Aleksey Dyumin and Vladimir Putin at the Grand Kremlin Palace in Moscow, Russia, on June,5, 2019. Putin has reshuffled his government.
Mikhail Svetlov/Getty Images

All three have previously been named as potential successors to Putin.

Newsweek contacted Russia’s foreign ministry for comment.

In October 2022, independent Russian outlet Meduza reported that Kremlin insiders were privately discussing a list of potential successors in the event Putin were ousted over the ongoing war in Ukraine. This list included Nikolai and Dmitry Patrushev.

Agentstvo, a Russian investigative site launched in 2021, reported on Tuesday that Dyumin is regularly named by political scientists one of the main contenders to succeed Putin.

Born in Kursk, in western Russia, Dyumin is a former agent of the Federal Guard Service (FSO), which provides security for the president and other state officials. He was appointed as governor of Tula region by Putin in February 2016.

Dyumin served in Putin’s guard when he was president from 2000 to 2008 as well as when Putin headed the government from 2008 to 2012.

Matthew Sussex, an adjunct associate professor at the Griffith Asia Institute, said on X—formerly known as Twitter—that the recent reshuffle could be “a promotion for both Patrushev and Dyumin.”

“And, given Putin’s form, it could encourage more direct competition between two individuals often floated as potential successors,” he wrote.

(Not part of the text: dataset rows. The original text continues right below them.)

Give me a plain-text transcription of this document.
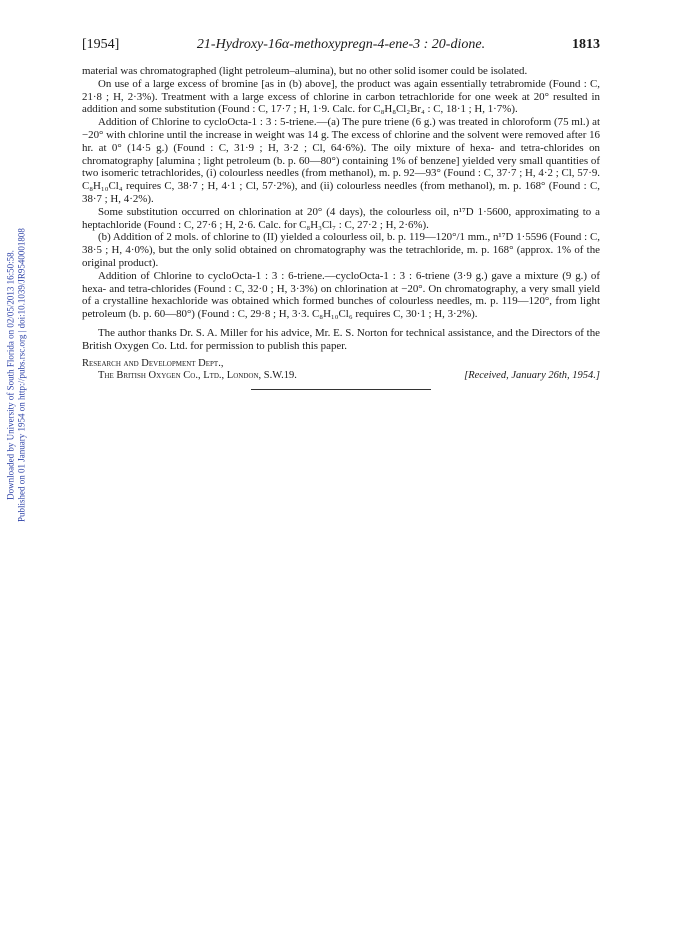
Downloaded by University of South Florida on 02/05/2013 16:50:58. Published on 01 January 1954 on http://pubs.rsc.org | doi:10.1039/JR9540001808
[1954]	21-Hydroxy-16α-methoxypregn-4-ene-3 : 20-dione.	1813

material was chromatographed (light petroleum–alumina), but no other solid isomer could be isolated.

On use of a large excess of bromine [as in (b) above], the product was again essentially tetrabromide (Found : C, 21·8 ; H, 2·3%). Treatment with a large excess of chlorine in carbon tetrachloride for one week at 20° resulted in addition and some substitution (Found : C, 17·7 ; H, 1·9. Calc. for C₈H₈Cl₂Br₄ : C, 18·1 ; H, 1·7%).

Addition of Chlorine to cycloOcta-1 : 3 : 5-triene.—(a) The pure triene (6 g.) was treated in chloroform (75 ml.) at −20° with chlorine until the increase in weight was 14 g. The excess of chlorine and the solvent were removed after 16 hr. at 0° (14·5 g.) (Found : C, 31·9 ; H, 3·2 ; Cl, 64·6%). The oily mixture of hexa- and tetra-chlorides on chromatography [alumina ; light petroleum (b. p. 60—80°) containing 1% of benzene] yielded very small quantities of two isomeric tetrachlorides, (i) colourless needles (from methanol), m. p. 92—93° (Found : C, 37·7 ; H, 4·2 ; Cl, 57·9. C₈H₁₀Cl₄ requires C, 38·7 ; H, 4·1 ; Cl, 57·2%), and (ii) colourless needles (from methanol), m. p. 168° (Found : C, 38·7 ; H, 4·2%).

Some substitution occurred on chlorination at 20° (4 days), the colourless oil, n¹⁷D 1·5600, approximating to a heptachloride (Found : C, 27·6 ; H, 2·6. Calc. for C₈H₃Cl₇ : C, 27·2 ; H, 2·6%).

(b) Addition of 2 mols. of chlorine to (II) yielded a colourless oil, b. p. 119—120°/1 mm., n¹⁷D 1·5596 (Found : C, 38·5 ; H, 4·0%), but the only solid obtained on chromatography was the tetrachloride, m. p. 168° (approx. 1% of the original product).

Addition of Chlorine to cycloOcta-1 : 3 : 6-triene.—cycloOcta-1 : 3 : 6-triene (3·9 g.) gave a mixture (9 g.) of hexa- and tetra-chlorides (Found : C, 32·0 ; H, 3·3%) on chlorination at −20°. On chromatography, a very small yield of a crystalline hexachloride was obtained which formed bunches of colourless needles, m. p. 119—120°, from light petroleum (b. p. 60—80°) (Found : C, 29·8 ; H, 3·3. C₈H₁₀Cl₆ requires C, 30·1 ; H, 3·2%).

The author thanks Dr. S. A. Miller for his advice, Mr. E. S. Norton for technical assistance, and the Directors of the British Oxygen Co. Ltd. for permission to publish this paper.

Research and Development Dept.,

The British Oxygen Co., Ltd., London, S.W.19.	[Received, January 26th, 1954.]
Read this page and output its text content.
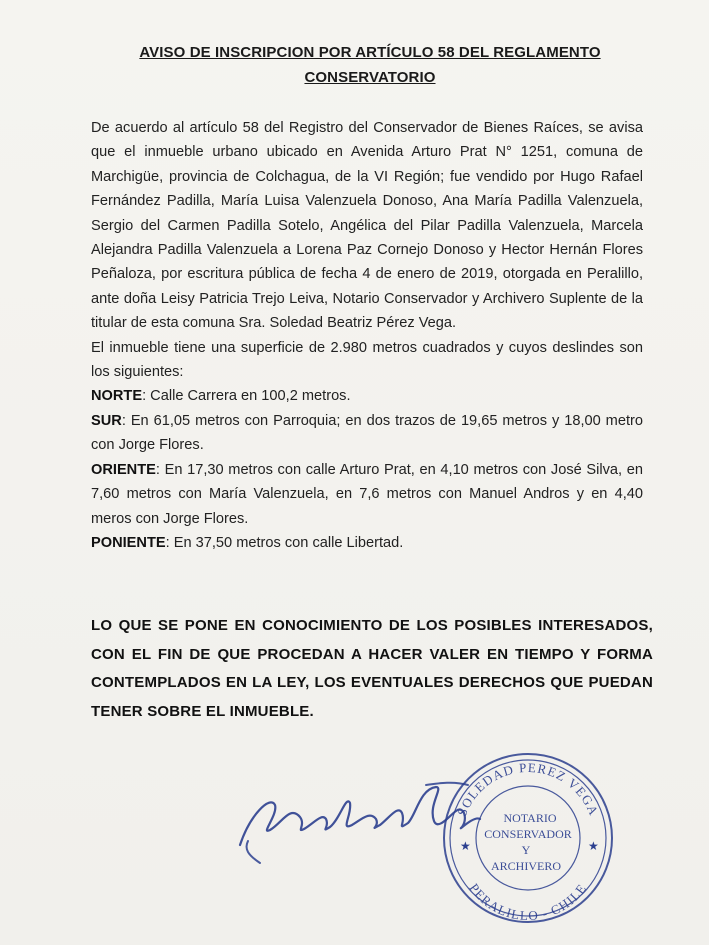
AVISO DE INSCRIPCION POR ARTÍCULO 58 DEL REGLAMENTO
CONSERVATORIO

De acuerdo al artículo 58 del Registro del Conservador de Bienes Raíces, se avisa que el inmueble urbano ubicado en Avenida Arturo Prat N° 1251, comuna de Marchigüe, provincia de Colchagua, de la VI Región; fue vendido por Hugo Rafael Fernández Padilla, María Luisa Valenzuela Donoso, Ana María Padilla Valenzuela, Sergio del Carmen Padilla Sotelo, Angélica del Pilar Padilla Valenzuela, Marcela Alejandra Padilla Valenzuela a Lorena Paz Cornejo Donoso y Hector Hernán Flores Peñaloza, por escritura pública de fecha 4 de enero de 2019, otorgada en Peralillo, ante doña Leisy Patricia Trejo Leiva, Notario Conservador y Archivero Suplente de la titular de esta comuna Sra. Soledad Beatriz Pérez Vega.

El inmueble tiene una superficie de 2.980 metros cuadrados y cuyos deslindes son los siguientes:

NORTE: Calle Carrera en 100,2 metros.

SUR: En 61,05 metros con Parroquia; en dos trazos de 19,65 metros y 18,00 metro con Jorge Flores.

ORIENTE: En 17,30 metros con calle Arturo Prat, en 4,10 metros con José Silva, en 7,60 metros con María Valenzuela, en 7,6 metros con Manuel Andros y en 4,40 meros con Jorge Flores.

PONIENTE: En 37,50 metros con calle Libertad.

LO QUE SE PONE EN CONOCIMIENTO DE LOS POSIBLES INTERESADOS, CON EL FIN DE QUE PROCEDAN A HACER VALER EN TIEMPO Y FORMA CONTEMPLADOS EN LA LEY, LOS EVENTUALES DERECHOS QUE PUEDAN TENER SOBRE EL INMUEBLE.
SOLEDAD PEREZ VEGA
PERALILLO - CHILE
★	★
NOTARIO
CONSERVADOR
Y
ARCHIVERO
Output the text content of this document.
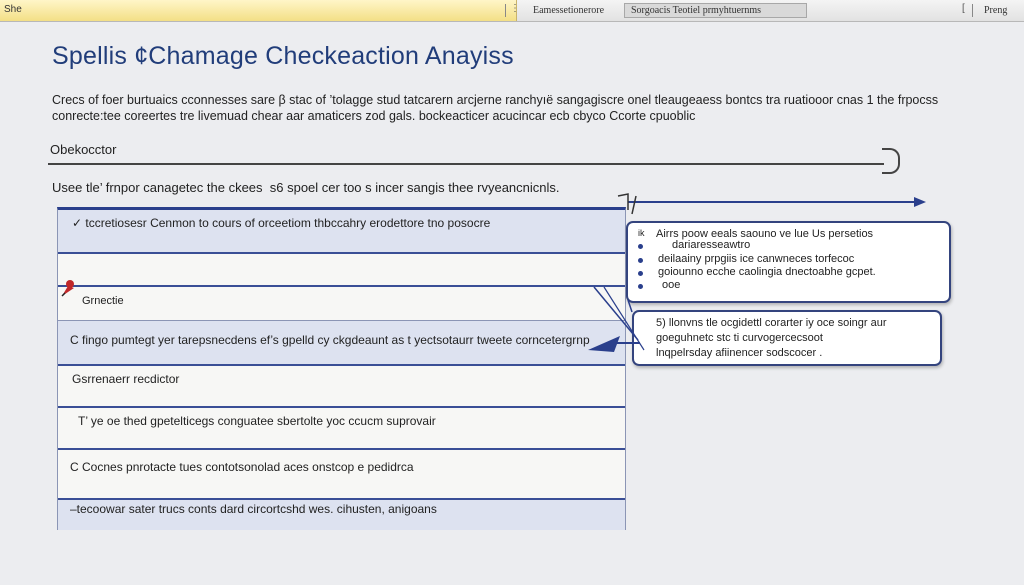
She	⋮ Eamessetionerore	Sorgoacis Teotiel prmyhtuernms	[ Preng
Spellis ¢Chamage Checkeaction Anayiss
Crecs of foer burtuaics cconnesses sare β stac of ’tolagge stud tatcarern arcjerne ranchyıë sangagiscre onel tleaugeaess bontcs tra ruatiooor cnas 1 the frpocss
conrecte:tee coreertes tre livemuad chear aar amaticers zod gals. bockeacticer acucincar ecb cbyco Ccorte cpuoblic
Obekocctor
Usee tle’ frnpor canagetec the ckees  s6 spoel cer too s incer sangis thee rvyeancnicnls.
✓ tccretiosesr Cenmon to cours of orceetiom thbccahry erodettore tno posocre
Grnectie
C fingo pumtegt yer tarepsnecdens ef’s gpelld cy ckgdeaunt as t yectsotaurr tweete corncetergrnp
Gsrrenaerr recdictor
T’ ye oe thed gpetelticegs conguatee sbertolte yoc ccucm suprovair
C Cocnes pnrotacte tues contotsonolad aces onstcop e pedidrca
–tecoowar sater trucs conts dard circortcshd wes. cihusten, anigoans
ik Airrs poow eeals saouno ve lue Us persetios
dariaresseawtro
deilaainy prpgiis ice canwneces torfecoc
goiounno ecche caolingia dnectoabhe gcpet.
ooe
5) llonvns tle ocgidettl corarter iy oce soingr aur
goeguhnetc stc ti curvogercecsoot
lnqpelrsday afiinencer sodscocer .
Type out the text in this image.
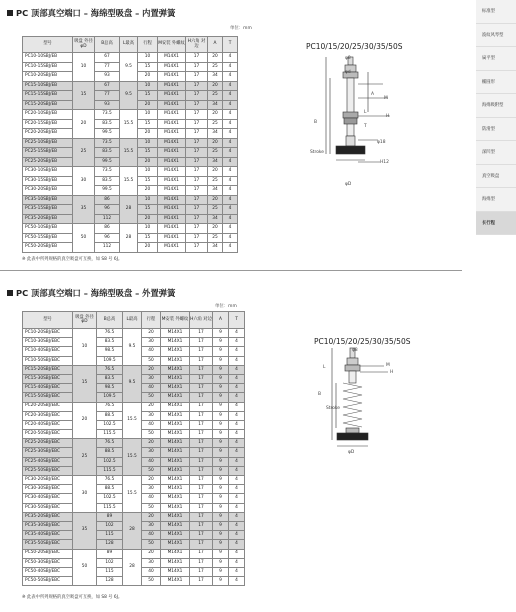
PC 顶部真空端口 – 海绵型吸盘 – 内置弹簧
单位：mm
型号	吸盘 外径φD	B总高	L最高	行程	M安装 外螺纹	H六角 对边	A	T
PC10-10SBJ/EB	10	67	9.5	10	M14X1	17	20	4
PC10-15SBJ/EB		77		15	M14X1	17	25	4
PC10-20SBJ/EB		93		20	M14X1	17	34	4
PC15-10SBJ/EB	15	67	9.5	10	M14X1	17	20	4
PC15-15SBJ/EB		77		15	M14X1	17	25	4
PC15-20SBJ/EB		93		20	M14X1	17	34	4
PC20-10SBJ/EB	20	73.5	15.5	10	M14X1	17	20	4
PC20-15SBJ/EB		83.5		15	M14X1	17	25	4
PC20-20SBJ/EB		99.5		20	M14X1	17	34	4
PC25-10SBJ/EB	25	73.5	15.5	10	M14X1	17	20	4
PC25-15SBJ/EB		83.5		15	M14X1	17	25	4
PC25-20SBJ/EB		99.5		20	M14X1	17	34	4
PC30-10SBJ/EB	30	73.5	15.5	10	M14X1	17	20	4
PC30-15SBJ/EB		83.5		15	M14X1	17	25	4
PC30-20SBJ/EB		99.5		20	M14X1	17	34	4
PC35-10SBJ/EB	35	86	28	10	M14X1	17	20	4
PC35-15SBJ/EB		96		15	M14X1	17	25	4
PC35-20SBJ/EB		112		20	M14X1	17	34	4
PC50-10SBJ/EB	50	86	28	10	M14X1	17	20	4
PC50-15SBJ/EB		96		15	M14X1	17	25	4
PC50-20SBJ/EB		112		20	M14X1	17	34	4
PC10/15/20/25/30/35/50S
φ8
φd
A
M
H
L
T
φ18
H12
B
Stroke
φD
※ 此表中所列规格的真空吸盘可互换，如 S8 号 6J。
PC 顶部真空端口 – 海绵型吸盘 – 外置弹簧
单位：mm
型号	吸盘 外径φD	B总高	L最高	行程	M安装 外螺纹	H六角 对边	A	T
PC10-20SBJ/EBC	10	76.5	9.5	20	M14X1	17	9	4
PC10-30SBJ/EBC		83.5		30	M14X1	17	9	4
PC10-40SBJ/EBC		98.5		40	M14X1	17	9	4
PC10-50SBJ/EBC		109.5		50	M14X1	17	9	4
PC15-20SBJ/EBC	15	76.5	9.5	20	M14X1	17	9	4
PC15-30SBJ/EBC		83.5		30	M14X1	17	9	4
PC15-40SBJ/EBC		98.5		40	M14X1	17	9	4
PC15-50SBJ/EBC		109.5		50	M14X1	17	9	4
PC20-20SBJ/EBC	20	76.5	15.5	20	M14X1	17	9	4
PC20-30SBJ/EBC		88.5		30	M14X1	17	9	4
PC20-40SBJ/EBC		102.5		40	M14X1	17	9	4
PC20-50SBJ/EBC		115.5		50	M14X1	17	9	4
PC25-20SBJ/EBC	25	76.5	15.5	20	M14X1	17	9	4
PC25-30SBJ/EBC		88.5		30	M14X1	17	9	4
PC25-40SBJ/EBC		102.5		40	M14X1	17	9	4
PC25-50SBJ/EBC		115.5		50	M14X1	17	9	4
PC30-20SBJ/EBC	30	76.5	15.5	20	M14X1	17	9	4
PC30-30SBJ/EBC		88.5		30	M14X1	17	9	4
PC30-40SBJ/EBC		102.5		40	M14X1	17	9	4
PC30-50SBJ/EBC		115.5		50	M14X1	17	9	4
PC35-20SBJ/EBC	35	89	28	20	M14X1	17	9	4
PC35-30SBJ/EBC		102		30	M14X1	17	9	4
PC35-40SBJ/EBC		115		40	M14X1	17	9	4
PC35-50SBJ/EBC		128		50	M14X1	17	9	4
PC50-20SBJ/EBC	50	89	28	20	M14X1	17	9	4
PC50-30SBJ/EBC		102		30	M14X1	17	9	4
PC50-40SBJ/EBC		115		40	M14X1	17	9	4
PC50-50SBJ/EBC		128		50	M14X1	17	9	4
PC10/15/20/25/30/35/50S
φ8
M
H
L
Stroke
B
φD
※ 此表中所列规格的真空吸盘可互换，如 S8 号 6J。
标准型
波纹风琴型
扁平型
椭圆形
海绵吸附型
防滑型
深凹型
真空吸盘
海绵型
长行程
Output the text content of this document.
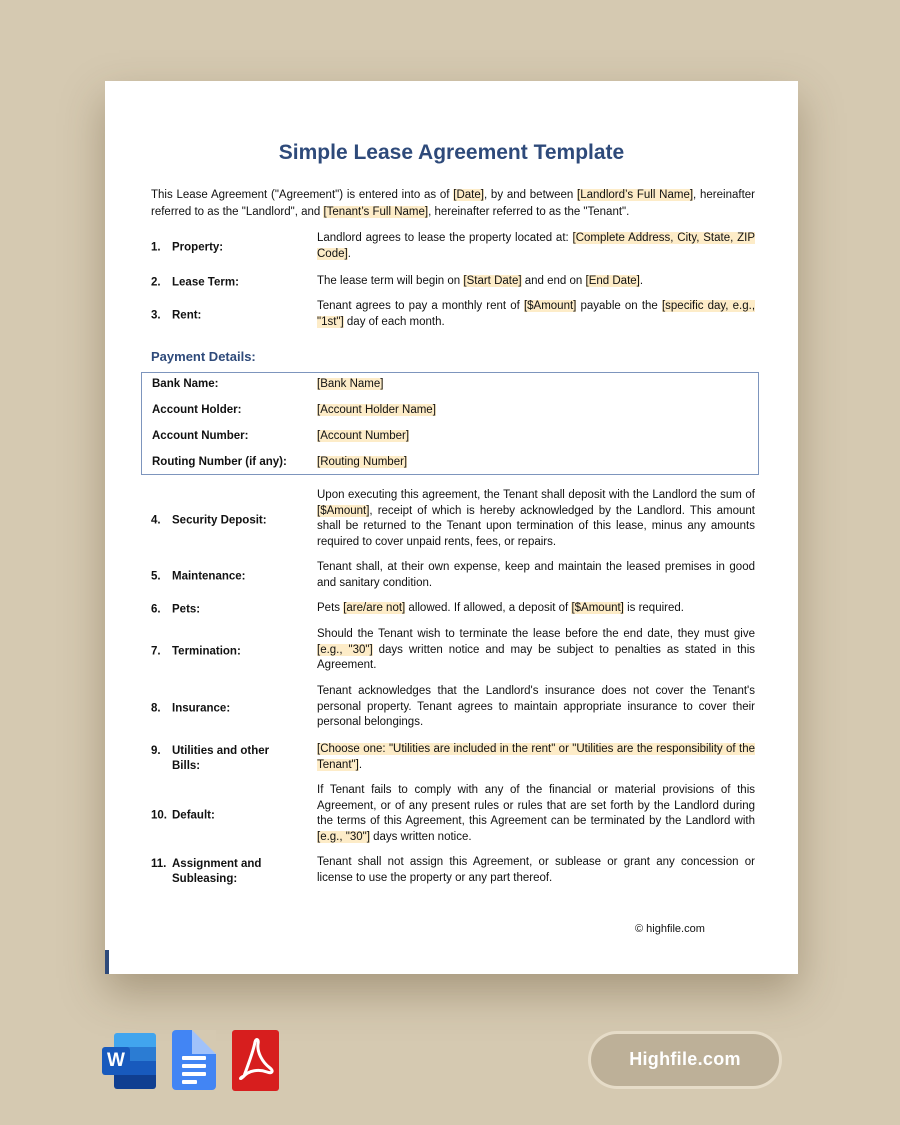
Simple Lease Agreement Template
This Lease Agreement ("Agreement") is entered into as of [Date], by and between [Landlord’s Full Name], hereinafter referred to as the "Landlord", and [Tenant’s Full Name], hereinafter referred to as the "Tenant".
1. Property:
Landlord agrees to lease the property located at: [Complete Address, City, State, ZIP Code].
2. Lease Term:	The lease term will begin on [Start Date] and end on [End Date].
3. Rent:
Tenant agrees to pay a monthly rent of [$Amount] payable on the [specific day, e.g., "1st"] day of each month.
Payment Details:
Bank Name:	[Bank Name]
Account Holder:	[Account Holder Name]
Account Number:	[Account Number]
Routing Number (if any):	[Routing Number]
4. Security Deposit:
Upon executing this agreement, the Tenant shall deposit with the Landlord the sum of [$Amount], receipt of which is hereby acknowledged by the Landlord. This amount shall be returned to the Tenant upon termination of this lease, minus any amounts required to cover unpaid rents, fees, or repairs.
5. Maintenance:
Tenant shall, at their own expense, keep and maintain the leased premises in good and sanitary condition.
6. Pets:	Pets [are/are not] allowed. If allowed, a deposit of [$Amount] is required.
7. Termination:
Should the Tenant wish to terminate the lease before the end date, they must give [e.g., "30"] days written notice and may be subject to penalties as stated in this Agreement.
8. Insurance:
Tenant acknowledges that the Landlord's insurance does not cover the Tenant's personal property. Tenant agrees to maintain appropriate insurance to cover their personal belongings.
9. Utilities and other
Bills:
[Choose one: "Utilities are included in the rent" or "Utilities are the responsibility of the Tenant"].
10. Default:
If Tenant fails to comply with any of the financial or material provisions of this Agreement, or of any present rules or rules that are set forth by the Landlord during the terms of this Agreement, this Agreement can be terminated by the Landlord with [e.g., "30"] days written notice.
11. Assignment and
Subleasing:
Tenant shall not assign this Agreement, or sublease or grant any concession or license to use the property or any part thereof.
© highfile.com
W	Highfile.com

Julian Waller, a research analyst at nonprofit organisation CNA, said on X that making Dyumin a presidential aide is a “serious promotion.”

“Dyumin is easy. The Governor of Tula moving to the Kremlin [with] a military-industrial complex oversight portfolio is all the signal you need that he is ‘in favor.’ Dyumin has been the talk of the town all year, so this tracks well. Good positioning for the future,” wrote Waller.